You can also filter for documents where the joined collection does not have matching records (equivalent to filtering on null values in SQL). This is done by using the `!` (not operator) at the beginning of the `filter_by` clause:

```json
{
  "searches": [
    {
      "collection": "items",
      "q": "*",
      "filter_by": "!$deny_list(user_id:=u11)",
      "exclude_fields": "$deny_list(*)"
    }
  ]
}
```

This query returns all items that are NOT in the deny_list for user `u11`.

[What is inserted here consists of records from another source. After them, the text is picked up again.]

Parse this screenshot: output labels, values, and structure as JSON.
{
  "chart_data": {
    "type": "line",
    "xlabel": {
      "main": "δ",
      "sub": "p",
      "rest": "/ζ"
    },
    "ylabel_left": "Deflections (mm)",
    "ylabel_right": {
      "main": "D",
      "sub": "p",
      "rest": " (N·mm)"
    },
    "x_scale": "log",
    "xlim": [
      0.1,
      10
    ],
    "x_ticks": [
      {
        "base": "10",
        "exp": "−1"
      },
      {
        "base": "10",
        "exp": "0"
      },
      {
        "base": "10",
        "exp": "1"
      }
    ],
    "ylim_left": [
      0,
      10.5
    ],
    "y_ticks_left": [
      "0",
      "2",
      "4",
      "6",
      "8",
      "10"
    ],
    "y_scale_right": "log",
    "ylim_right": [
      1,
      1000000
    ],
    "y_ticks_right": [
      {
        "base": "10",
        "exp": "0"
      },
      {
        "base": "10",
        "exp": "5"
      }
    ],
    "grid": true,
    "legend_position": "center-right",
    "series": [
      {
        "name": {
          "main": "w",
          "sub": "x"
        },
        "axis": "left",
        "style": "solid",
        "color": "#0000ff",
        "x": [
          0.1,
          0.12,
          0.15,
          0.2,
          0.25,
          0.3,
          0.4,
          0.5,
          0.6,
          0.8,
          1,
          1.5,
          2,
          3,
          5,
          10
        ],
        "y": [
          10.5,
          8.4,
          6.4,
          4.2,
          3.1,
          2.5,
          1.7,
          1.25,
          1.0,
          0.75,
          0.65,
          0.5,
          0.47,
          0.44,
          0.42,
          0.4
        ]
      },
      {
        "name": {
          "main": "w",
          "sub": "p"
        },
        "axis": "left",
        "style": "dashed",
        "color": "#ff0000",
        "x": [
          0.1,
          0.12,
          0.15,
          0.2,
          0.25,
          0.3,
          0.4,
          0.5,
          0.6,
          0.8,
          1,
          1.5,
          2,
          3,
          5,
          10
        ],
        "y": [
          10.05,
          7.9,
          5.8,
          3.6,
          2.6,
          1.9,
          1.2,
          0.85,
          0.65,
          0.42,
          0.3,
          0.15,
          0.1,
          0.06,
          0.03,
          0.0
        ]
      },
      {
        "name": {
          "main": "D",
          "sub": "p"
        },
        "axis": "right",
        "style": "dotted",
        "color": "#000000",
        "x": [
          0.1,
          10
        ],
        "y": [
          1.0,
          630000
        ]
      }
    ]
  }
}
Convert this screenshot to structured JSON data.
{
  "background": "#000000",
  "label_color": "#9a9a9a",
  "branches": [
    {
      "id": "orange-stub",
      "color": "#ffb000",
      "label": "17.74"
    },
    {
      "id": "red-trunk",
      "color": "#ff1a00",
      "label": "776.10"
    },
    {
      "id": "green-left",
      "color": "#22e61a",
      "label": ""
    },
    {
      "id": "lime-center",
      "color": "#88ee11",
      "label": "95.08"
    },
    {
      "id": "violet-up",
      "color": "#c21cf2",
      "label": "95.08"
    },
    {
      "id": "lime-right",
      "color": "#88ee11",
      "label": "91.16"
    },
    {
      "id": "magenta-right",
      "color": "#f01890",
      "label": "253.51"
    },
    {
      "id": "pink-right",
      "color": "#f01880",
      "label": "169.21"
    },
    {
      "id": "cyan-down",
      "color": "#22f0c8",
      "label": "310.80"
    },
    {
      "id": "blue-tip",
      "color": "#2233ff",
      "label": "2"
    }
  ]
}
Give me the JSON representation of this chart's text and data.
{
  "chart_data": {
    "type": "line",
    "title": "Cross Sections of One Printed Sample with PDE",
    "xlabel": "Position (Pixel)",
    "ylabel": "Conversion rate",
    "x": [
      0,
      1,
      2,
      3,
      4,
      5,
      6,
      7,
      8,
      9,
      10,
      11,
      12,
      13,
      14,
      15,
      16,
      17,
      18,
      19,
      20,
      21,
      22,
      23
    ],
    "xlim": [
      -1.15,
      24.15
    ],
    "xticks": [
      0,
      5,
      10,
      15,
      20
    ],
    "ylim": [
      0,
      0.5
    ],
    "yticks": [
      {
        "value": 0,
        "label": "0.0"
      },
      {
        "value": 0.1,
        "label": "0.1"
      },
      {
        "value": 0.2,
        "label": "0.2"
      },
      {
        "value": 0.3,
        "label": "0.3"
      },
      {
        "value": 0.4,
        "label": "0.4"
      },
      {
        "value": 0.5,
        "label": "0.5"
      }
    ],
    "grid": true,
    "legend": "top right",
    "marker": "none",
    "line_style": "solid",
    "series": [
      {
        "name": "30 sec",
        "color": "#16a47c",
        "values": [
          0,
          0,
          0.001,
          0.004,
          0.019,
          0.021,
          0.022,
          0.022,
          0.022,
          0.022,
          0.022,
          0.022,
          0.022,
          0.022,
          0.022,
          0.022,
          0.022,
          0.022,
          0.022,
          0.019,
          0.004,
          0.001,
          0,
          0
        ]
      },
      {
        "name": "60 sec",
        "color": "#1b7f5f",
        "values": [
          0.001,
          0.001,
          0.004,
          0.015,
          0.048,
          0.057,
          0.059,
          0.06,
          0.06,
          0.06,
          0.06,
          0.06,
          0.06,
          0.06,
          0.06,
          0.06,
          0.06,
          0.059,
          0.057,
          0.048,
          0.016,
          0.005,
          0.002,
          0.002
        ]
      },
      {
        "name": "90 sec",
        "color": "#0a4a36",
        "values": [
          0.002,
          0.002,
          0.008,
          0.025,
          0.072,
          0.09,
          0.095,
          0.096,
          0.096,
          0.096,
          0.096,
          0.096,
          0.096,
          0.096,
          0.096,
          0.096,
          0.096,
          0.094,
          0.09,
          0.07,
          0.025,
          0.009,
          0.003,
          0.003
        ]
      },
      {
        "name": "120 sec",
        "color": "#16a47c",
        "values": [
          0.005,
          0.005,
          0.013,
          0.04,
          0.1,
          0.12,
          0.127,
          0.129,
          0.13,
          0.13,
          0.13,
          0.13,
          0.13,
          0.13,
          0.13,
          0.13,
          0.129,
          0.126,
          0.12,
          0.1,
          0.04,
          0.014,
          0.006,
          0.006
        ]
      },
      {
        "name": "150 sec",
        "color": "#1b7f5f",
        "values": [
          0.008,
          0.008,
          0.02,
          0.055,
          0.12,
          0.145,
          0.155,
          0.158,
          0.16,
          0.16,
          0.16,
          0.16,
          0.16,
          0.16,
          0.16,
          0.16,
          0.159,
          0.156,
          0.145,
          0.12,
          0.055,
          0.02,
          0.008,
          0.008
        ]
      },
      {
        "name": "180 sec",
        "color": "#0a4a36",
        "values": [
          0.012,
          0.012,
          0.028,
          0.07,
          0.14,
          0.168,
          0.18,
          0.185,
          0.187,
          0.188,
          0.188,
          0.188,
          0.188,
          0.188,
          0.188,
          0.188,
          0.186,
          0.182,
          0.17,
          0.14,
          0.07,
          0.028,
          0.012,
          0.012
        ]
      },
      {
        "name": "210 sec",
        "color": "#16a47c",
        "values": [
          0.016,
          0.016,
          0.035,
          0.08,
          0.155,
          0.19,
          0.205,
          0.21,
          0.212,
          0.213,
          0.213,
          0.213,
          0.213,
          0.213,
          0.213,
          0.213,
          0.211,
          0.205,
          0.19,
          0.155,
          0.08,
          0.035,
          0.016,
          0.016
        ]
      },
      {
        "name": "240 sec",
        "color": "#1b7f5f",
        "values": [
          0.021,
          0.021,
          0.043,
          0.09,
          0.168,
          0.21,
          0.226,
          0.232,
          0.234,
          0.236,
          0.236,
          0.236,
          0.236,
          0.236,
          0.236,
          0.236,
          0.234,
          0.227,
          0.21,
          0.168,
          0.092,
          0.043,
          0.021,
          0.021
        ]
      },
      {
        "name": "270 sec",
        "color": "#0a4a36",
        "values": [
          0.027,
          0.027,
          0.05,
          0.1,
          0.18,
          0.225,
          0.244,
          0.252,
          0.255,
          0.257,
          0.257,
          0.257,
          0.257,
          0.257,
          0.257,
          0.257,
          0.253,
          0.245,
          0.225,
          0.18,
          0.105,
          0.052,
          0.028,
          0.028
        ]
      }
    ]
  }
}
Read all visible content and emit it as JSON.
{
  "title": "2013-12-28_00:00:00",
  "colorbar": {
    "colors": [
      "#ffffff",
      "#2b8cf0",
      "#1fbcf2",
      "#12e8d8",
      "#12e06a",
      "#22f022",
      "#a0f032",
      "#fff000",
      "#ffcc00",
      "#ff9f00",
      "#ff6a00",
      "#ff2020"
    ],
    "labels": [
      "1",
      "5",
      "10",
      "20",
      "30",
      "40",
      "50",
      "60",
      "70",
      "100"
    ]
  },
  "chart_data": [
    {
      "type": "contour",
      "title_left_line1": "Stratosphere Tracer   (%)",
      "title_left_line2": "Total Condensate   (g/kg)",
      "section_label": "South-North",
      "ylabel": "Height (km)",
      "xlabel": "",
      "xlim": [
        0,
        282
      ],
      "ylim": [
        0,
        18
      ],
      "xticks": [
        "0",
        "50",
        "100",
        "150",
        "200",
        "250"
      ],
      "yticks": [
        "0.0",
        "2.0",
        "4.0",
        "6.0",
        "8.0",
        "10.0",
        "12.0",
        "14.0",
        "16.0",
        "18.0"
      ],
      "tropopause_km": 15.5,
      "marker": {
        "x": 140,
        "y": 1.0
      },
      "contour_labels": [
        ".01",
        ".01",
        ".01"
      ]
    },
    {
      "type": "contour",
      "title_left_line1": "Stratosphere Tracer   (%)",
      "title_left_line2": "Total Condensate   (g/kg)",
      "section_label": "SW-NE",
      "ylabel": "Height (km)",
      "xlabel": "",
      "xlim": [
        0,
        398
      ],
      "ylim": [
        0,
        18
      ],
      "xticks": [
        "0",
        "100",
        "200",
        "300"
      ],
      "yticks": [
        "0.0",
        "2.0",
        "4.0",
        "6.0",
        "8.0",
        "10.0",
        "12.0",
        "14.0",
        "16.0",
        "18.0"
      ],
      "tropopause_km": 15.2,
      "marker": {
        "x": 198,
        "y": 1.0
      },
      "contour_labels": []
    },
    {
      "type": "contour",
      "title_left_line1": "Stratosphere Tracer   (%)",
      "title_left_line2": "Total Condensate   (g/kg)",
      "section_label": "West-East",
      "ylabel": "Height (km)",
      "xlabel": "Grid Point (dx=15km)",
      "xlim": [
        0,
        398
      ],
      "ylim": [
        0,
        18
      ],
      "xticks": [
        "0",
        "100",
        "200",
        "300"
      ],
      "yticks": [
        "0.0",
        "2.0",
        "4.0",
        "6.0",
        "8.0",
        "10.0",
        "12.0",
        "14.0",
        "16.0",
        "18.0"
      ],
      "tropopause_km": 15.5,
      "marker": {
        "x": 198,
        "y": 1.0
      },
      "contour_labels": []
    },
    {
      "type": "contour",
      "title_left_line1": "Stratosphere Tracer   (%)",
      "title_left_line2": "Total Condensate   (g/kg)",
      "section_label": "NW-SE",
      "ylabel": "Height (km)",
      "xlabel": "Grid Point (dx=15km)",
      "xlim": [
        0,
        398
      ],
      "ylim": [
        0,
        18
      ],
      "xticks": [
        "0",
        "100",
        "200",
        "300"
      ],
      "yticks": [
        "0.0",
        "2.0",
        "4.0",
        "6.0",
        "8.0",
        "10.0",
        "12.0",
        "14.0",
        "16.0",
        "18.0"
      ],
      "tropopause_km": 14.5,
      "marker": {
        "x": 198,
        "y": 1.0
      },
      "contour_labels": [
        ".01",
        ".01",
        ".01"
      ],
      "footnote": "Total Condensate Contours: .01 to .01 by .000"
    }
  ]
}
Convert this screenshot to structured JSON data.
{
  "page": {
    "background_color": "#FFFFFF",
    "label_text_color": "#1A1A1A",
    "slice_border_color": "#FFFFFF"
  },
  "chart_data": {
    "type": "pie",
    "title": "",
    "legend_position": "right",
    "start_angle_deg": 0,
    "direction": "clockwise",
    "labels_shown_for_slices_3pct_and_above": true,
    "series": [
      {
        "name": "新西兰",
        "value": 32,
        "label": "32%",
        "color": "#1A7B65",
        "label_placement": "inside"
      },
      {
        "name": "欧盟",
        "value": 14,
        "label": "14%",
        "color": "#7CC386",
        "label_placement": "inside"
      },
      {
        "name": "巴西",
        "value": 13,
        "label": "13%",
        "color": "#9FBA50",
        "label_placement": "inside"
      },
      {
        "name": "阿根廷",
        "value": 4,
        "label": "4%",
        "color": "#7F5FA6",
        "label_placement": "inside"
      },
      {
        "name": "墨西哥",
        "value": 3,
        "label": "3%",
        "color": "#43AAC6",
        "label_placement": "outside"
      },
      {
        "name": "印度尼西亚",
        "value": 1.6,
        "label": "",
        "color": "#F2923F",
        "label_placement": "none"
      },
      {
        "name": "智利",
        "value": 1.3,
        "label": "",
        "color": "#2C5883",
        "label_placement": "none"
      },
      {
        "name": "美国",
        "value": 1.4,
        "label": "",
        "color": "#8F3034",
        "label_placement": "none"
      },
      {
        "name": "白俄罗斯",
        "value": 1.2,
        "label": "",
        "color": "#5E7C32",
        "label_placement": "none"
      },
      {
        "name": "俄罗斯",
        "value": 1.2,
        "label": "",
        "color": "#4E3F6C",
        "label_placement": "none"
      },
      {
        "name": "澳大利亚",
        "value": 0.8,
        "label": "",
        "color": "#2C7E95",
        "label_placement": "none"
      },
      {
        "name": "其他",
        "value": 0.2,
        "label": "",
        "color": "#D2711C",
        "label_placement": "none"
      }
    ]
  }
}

**Note:** The `exclude_fields` parameter is important to prevent the deny list data from appearing in the search API response.

## Nested Joins

Typesense supports nesting joins for queries involving multiple data retrieval and filtering levels. Suppose we are managing the inventory of multiple retailers where a particular product can have many variants. The data could be modeled like this:

```json
{
  "name": "products",
  "fields": [
    { "name": "name", "type": "string" }
  ]
}
```
```json
{
  "name": "product_variants",
  "fields": [
    { "name": "title", "type": "string" },
    { "name": "price", "type": "float" },
    { "name": "product_id", "type": "string", "reference": "products.id" }
  ]
}
```
```json
{
  "name": "retailers",
  "fields": [
    { "name": "title", "type": "string" },
    { "name": "location", "type": "geopoint" }
  ]
}
```
```json
{
  "name": "inventory",
  "fields": [
    { "name": "qty", "type": "int32" },
    { "name": "retailer_id", "type": "string", "reference": "retailers.id" },
    { "name": "product_variant_id", "type": "string", "reference": "product_variants.id" }
  ]
}
```
Nested joins syntax follows `$JoinedCollectionName( $NestedJoinedCollectionName(...))` convention. To search through the product names and to get all the inventory of every retailer, the following query can be sent:

```json
{
  "collection": "products",
  "q": "shampoo",
  "query_by": "name",
  "filter_by": "$product_variants( $inventory( $retailers(id:*)))",
  "include_fields": "$product_variants(price, $inventory(qty, $retailers(title)))"
}
```

If we want to search for products within a geo radius, the following query can be sent:

```json
{
  "collection": "products",
  "q": "shampoo",
  "query_by": "name",
  "filter_by": "$product_variants( $inventory( $retailers(location:(48.87538726829884, 2.296113163780903,1 km))))",
  "include_fields": "$product_variants(price, $inventory(qty, $retailers(title)))"
}
```

If we also want to filter by price, the following query can be sent:

```json
{
  "collection": "products",
  "q": "shampoo",
  "query_by": "name",
  "filter_by": "$product_variants(price:<100 && $inventory( $retailers(location:(48.87538726829884, 2.296113163780903,1 km))))",
  "include_fields": "$product_variants(price, $inventory(qty, $retailers(title)))"
}
```

### Sort by a nested joined collection's field

Following the `$JoinedCollectionName( $NestedJoinedCollectionName(...))` convention, we can specify to sort_by on a field that's present in the nested joined collection this way:

```json
{
  "sort_by": "$JoinedCollectionName( $NestedJoinedCollectionName(field_name:desc))"
}
```

## Reference fields in document retrieval

You can include reference fields when retrieving individual documents using the GET document API. 

For example, if you have a `books` collection with references to an `authors` collection:

```bash
curl -H "X-TYPESENSE-API-KEY: ${TYPESENSE_API_KEY}" -X GET \
      "http://localhost:8108/collections/books/documents/1?include_fields=\$authors(name)"
```

This will return the book document along with the author's name from the referenced `authors` collection.